Created as a flexible tool, it supports rapid prototyping environments in different operating systems. A developer can decide to use the EB Assist ADTF implementation on Microsoft Windows to get a familiar system providing tools for system assembly, different kinds of communication, and runtime triggering. Using EB robinos in a Linux environment is managed by a light-weight embedded Linux software framework. It is capable of assembling and configuring EB robinos software components and triggering the needed tasks. This embedded Linux framework is also one solution for the rapid embedding stage. However, EB robinos will also provide support for the Adaptive AUTOAR standard. The Adaptive AUTOSAR integration is also the runtime environment of choice for mass production projects.
Conclusion
Running an AD software applications on different hardware systems requires the software components to be developed in a hardware-agnostic way. The most important abstraction layers are the operating system and the application runtime environment.

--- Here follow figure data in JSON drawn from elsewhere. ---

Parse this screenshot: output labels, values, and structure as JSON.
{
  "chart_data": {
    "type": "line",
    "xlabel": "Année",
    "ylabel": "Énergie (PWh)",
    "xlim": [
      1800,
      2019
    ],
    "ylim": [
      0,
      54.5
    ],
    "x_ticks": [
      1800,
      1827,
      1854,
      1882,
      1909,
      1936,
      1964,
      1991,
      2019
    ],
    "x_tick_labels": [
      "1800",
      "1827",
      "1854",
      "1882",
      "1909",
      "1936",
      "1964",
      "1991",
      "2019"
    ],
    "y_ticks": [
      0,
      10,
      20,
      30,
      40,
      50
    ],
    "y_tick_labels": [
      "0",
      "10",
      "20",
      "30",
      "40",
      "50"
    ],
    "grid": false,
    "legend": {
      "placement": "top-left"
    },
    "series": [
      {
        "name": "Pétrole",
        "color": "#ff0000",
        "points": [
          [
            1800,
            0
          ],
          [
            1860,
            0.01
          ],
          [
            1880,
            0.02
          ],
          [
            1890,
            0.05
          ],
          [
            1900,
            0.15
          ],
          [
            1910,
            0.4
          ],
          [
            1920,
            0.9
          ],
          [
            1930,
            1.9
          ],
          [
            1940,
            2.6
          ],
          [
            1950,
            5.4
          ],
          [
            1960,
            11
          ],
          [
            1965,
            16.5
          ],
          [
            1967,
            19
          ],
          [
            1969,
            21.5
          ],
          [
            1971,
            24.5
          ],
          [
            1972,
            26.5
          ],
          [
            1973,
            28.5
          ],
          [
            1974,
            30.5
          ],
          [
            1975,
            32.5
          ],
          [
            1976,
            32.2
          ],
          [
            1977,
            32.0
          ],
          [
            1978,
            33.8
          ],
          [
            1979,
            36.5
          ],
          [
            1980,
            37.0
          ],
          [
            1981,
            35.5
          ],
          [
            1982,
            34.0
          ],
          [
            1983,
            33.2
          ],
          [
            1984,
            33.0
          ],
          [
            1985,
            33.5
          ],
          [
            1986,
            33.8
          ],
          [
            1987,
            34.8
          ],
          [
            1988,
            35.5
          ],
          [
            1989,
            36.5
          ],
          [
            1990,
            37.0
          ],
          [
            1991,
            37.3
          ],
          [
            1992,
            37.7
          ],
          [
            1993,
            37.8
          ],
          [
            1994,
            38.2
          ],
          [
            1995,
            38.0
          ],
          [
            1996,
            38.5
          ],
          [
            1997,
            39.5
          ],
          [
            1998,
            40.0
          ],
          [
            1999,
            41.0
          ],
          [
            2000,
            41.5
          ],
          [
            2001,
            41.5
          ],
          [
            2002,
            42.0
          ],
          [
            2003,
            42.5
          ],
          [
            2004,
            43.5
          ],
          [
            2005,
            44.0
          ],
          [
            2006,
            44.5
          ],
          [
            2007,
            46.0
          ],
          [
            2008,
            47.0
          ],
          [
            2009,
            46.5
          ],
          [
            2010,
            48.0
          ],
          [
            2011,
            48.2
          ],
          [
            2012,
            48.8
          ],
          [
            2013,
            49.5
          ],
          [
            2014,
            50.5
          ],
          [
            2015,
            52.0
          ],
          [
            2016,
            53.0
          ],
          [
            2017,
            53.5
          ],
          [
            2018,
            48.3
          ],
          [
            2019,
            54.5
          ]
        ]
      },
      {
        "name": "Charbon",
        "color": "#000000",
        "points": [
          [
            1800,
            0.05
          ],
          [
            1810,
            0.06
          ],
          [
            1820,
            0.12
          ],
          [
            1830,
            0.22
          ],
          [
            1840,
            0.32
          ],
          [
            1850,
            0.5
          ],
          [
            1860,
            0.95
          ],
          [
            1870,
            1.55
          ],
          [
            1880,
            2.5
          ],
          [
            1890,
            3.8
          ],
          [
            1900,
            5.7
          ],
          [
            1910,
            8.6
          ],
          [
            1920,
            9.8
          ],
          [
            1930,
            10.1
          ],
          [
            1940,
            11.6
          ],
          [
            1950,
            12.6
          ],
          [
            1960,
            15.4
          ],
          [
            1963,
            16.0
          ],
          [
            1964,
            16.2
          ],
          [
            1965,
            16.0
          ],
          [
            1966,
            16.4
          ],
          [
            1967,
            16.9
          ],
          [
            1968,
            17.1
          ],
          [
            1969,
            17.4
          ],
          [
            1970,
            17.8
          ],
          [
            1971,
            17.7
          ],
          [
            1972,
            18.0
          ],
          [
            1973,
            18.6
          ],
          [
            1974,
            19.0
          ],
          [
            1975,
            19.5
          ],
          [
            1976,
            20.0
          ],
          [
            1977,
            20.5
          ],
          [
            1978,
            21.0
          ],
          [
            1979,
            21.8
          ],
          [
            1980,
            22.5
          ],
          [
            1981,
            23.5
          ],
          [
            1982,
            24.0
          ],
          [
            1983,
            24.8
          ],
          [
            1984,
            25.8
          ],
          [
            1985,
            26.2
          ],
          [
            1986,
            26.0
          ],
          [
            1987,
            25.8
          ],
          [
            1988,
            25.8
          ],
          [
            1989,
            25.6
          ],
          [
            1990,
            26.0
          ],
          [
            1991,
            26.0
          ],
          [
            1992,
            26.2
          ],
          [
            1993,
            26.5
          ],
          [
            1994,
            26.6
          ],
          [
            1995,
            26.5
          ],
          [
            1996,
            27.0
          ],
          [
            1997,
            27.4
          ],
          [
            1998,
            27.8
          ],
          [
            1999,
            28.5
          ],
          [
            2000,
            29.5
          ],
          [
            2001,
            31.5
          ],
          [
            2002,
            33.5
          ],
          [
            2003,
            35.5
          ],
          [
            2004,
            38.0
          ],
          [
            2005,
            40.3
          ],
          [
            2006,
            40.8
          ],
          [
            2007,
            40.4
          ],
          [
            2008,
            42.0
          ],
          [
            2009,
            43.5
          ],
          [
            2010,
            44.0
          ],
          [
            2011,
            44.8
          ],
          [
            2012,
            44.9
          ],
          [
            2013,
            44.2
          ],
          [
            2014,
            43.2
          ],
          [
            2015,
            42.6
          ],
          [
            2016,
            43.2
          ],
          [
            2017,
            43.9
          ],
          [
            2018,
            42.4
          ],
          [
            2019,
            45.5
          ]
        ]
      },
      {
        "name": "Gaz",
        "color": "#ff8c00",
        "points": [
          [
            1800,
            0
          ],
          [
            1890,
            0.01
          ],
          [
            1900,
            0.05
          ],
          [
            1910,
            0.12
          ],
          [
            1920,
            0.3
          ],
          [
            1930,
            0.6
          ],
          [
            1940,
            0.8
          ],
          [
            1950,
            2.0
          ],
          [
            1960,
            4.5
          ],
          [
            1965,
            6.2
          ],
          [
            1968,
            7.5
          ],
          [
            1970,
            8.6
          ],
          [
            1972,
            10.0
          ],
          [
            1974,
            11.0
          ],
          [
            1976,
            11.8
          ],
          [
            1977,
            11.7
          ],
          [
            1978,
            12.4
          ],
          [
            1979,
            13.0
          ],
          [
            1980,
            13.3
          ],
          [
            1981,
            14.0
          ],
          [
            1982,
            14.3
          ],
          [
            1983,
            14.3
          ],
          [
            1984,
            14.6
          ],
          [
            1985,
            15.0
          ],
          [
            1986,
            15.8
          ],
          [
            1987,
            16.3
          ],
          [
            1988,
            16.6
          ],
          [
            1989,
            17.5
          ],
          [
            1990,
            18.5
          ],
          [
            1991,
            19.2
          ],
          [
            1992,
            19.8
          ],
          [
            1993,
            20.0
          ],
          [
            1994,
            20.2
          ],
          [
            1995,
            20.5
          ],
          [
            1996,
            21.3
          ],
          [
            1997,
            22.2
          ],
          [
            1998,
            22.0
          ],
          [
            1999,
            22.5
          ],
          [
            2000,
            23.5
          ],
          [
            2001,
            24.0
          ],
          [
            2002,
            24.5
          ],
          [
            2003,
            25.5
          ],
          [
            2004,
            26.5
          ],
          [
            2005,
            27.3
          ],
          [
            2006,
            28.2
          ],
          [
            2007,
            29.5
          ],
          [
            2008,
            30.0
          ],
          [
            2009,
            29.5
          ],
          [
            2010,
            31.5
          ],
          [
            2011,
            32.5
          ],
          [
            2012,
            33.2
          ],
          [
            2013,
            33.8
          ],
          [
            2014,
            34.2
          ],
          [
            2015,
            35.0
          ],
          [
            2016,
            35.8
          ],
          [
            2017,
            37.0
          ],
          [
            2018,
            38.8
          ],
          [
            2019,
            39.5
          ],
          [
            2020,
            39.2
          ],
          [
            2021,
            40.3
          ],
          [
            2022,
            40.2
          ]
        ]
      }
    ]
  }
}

The attributes of a runtime environment can be rendered down to a few important requirements that need to be fulfilled by the runtime system.
With the EB robinos Development Kit, Elektrobit provides a hardware agnostic software framework for automated driving systems. It covers all necessary software algorithms along the sense-plan-act processing chain. Depending on the targeted development stage, EB robinos is able to run the same software components in different runtime environments from rapid prototyping systems, over embedded Linux up to Adaptive AUTOSAR.